Last year was a tough one for
most luxury goods companies, with giants Gucci and LVMH reporting
disappointing results. Swatch, by contrast, continued to grow,
although its profits fell marginally. One of the reasons behind this
was that Swatch managed to keep a tight rein on its costs, a key
factor in determining the profitability of a company.
The expectations for the luxury
market for this year are hardly better, as it will continue to be
under pressure as long as there are no clear signs of a broad
economic recovery in the United States, Japan and Europe, which
collectively account for over 90 percent of the global luxury
market.
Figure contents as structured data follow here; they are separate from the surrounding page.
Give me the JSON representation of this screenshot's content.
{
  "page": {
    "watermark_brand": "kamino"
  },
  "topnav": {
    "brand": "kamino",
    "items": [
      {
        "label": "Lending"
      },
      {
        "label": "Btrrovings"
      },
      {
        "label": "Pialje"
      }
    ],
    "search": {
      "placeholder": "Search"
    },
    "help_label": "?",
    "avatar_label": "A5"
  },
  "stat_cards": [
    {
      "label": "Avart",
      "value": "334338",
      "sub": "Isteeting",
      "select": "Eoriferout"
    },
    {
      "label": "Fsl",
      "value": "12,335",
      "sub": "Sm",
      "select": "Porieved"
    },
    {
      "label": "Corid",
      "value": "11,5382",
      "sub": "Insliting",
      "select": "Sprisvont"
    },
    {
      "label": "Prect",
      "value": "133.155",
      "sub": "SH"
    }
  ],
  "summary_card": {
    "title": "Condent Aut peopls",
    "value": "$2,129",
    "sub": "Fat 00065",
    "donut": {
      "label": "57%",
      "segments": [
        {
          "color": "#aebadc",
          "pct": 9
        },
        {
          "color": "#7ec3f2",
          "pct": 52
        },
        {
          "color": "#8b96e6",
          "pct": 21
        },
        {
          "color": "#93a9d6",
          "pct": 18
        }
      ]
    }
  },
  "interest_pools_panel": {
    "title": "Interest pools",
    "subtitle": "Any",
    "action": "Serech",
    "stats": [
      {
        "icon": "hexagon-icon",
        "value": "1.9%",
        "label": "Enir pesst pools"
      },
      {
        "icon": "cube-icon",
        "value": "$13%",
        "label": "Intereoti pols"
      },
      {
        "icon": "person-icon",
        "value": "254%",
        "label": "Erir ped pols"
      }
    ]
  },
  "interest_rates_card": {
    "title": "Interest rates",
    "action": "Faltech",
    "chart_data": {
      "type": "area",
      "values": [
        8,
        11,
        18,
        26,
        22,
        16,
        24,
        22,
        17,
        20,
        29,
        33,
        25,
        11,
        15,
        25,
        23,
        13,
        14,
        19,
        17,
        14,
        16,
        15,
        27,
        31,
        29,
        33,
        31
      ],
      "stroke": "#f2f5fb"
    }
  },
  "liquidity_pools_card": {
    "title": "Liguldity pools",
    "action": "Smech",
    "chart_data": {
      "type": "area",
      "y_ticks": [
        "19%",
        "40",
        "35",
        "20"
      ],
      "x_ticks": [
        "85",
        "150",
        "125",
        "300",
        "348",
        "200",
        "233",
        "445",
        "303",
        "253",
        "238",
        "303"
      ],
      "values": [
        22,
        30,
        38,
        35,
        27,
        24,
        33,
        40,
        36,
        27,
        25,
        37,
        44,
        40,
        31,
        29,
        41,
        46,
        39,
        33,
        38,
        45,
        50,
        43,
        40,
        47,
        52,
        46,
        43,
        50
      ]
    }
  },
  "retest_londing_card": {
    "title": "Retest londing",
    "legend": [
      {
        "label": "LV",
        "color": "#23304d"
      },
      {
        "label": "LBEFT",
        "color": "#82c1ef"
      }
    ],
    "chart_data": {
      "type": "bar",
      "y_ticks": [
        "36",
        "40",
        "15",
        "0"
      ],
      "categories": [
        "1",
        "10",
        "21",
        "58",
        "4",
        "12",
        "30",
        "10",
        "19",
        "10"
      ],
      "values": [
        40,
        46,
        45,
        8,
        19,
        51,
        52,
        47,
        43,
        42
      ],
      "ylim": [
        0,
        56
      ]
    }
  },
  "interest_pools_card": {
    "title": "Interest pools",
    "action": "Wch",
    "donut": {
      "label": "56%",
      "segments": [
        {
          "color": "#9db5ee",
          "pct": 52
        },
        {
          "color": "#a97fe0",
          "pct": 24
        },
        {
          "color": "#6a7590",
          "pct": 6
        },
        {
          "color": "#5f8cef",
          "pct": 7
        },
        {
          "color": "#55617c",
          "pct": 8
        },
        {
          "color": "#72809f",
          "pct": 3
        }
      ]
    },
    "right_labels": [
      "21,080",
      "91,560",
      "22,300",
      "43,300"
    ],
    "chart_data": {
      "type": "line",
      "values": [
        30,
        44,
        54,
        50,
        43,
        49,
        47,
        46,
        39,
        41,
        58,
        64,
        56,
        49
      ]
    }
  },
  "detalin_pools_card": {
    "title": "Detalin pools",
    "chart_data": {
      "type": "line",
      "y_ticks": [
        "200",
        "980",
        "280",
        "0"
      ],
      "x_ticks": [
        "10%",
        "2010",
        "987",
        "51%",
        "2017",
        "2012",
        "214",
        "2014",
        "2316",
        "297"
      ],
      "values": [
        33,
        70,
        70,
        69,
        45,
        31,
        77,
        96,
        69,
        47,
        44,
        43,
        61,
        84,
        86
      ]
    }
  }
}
Huang Sun’s predictions for Swatch this year are lukewarm:
“It is a tough year and sales will be largely flat, with a projected
earnings growth of about seven percent, though the fourth quarter
may be better.”
Maintaining momentum requires
constant innovation, which is difficult in any business. Swatch’s
sales fell 1.9 percent to $2.6 billion last year, and its net income
fell 7.7 percent to $312 million. The company also cut its dividend
payout for the first time in seven years. Market analysts have
argued that the company’s shares are undervalued because of concerns
about the group’s strategy and (now resolved) doubts about
succession.
Swatch’s new lines for 2002
include the 007 series – based on James Bond – and the Swatch Skin.
And all the advertising talk emphasizes change – the T Touch from
Tissot has, for example, what the company calls a “revolutionary”
touch-screen mechanism. The sense of constant innovation, essential
if consumers are to keep buying new watches, has been taken up by
many rival watchmakers.
But a watch is, after all, a
watch, and critics say the company has been searching for a new Big
Idea for over a decade. Nicolas, Jr., seems to believe the future is
in a convergence between the wristwatch and telecommunications. A
speaking watch – a phone that literally tells the time – has failed
to set the market alight. Neither has a Swatch with access – via a
nearby computer – to the Internet.
Nicolas Hayek, Jr., clearly
believes he can develop his father’s approach in the new century and
maintain Swatch as one of the world’s best-known names. “Our main
business is watches,” he said recently. “But, for Swatch as a brand,
because we are about lifestyle and fashion, we have huge
opportunities. If you talk about telecoms, jewelry or, who knows,
perfume, Swatch has a perfect name if you control the distribution.
Companies like Hewlett-Packard and Sega are approaching us, because
we have a brand name that speaks to people.”